All heating equipment
• Buy appliances certified by a recognized testing agency, such as the Canadian Standards Association
   (CSA), Intertek Testing Services (ITS), or Underwriters’ Laboratories of Canada (ULC). Certified
   appliances will be marked with the symbol of the testing agency.
• Always follow manufacturer’s instructions when installing and operating equipment.
• Supervise children when they are in the room with heating equipment. If possible, keep children
   away from heating equipment.
Furnaces and water heaters
• The pilot flame can ignite flammable liquid vapours, so keep flammable liquids and chemicals
  (gasoline, solvents etc.) away from furnaces and water heaters.
• Have your furnace inspected once a year by a qualified heating contractor.

 Space heaters
• Keep the area around space heaters clear. There should be at least one metre (three feet) of clear
   space in all directions around a space heater.

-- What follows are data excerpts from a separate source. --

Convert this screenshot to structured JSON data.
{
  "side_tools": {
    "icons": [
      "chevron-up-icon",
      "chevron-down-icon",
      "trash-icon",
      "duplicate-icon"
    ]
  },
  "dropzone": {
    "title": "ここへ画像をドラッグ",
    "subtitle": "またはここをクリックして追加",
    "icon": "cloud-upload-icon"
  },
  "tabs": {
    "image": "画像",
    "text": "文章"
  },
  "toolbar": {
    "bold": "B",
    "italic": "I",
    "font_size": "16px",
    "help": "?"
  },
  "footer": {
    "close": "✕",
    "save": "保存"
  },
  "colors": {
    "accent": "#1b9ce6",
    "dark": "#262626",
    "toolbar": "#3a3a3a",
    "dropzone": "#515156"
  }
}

• Make sure that blankets, clothes, or other combustible materials are not in a position to fall on or near a
   space heater.
• Areas surrounding space heaters should not become too hot to touch.
• Don’t put clothes on or near a space heater to dry.
• Use only the fuel for which the heater was designed.
• Inspect cords on electrical heaters. If cords are frayed or split, or overheat during operation, the unit is a
   fire hazard.
Wood and coal stoves and heaters
• Use only the fuel for which the stove or heater was designed. Don’t use flammable/combustible
  liquids to start a fire.
• Make sure the stove or heater is installed at least one metre (three feet) away from the wall.
• Place an approved stove board under the stove or heater to protect the floor from heat and hot coals.

Fireplaces
• Have your chimney checked and cleaned each year by a qualified person.
• Always supervise a fire. Make sure a fire is completely out before leaving the house or going to bed.
• Use small amounts of dry, well-seasoned wood. Don’t burn scrap paper, Christmas trees or other waste in
   the fireplace.
Carbon monoxide
All fuel-burning appliances need a supply of fresh air to burn properly. Without proper ventilation, fuel
burning heating equipment could produce carbon monoxide, a poisonous gas. Check that all appliances
have vents to the outside. For more information about carbon monoxide, see Alberta Municipal Affairs’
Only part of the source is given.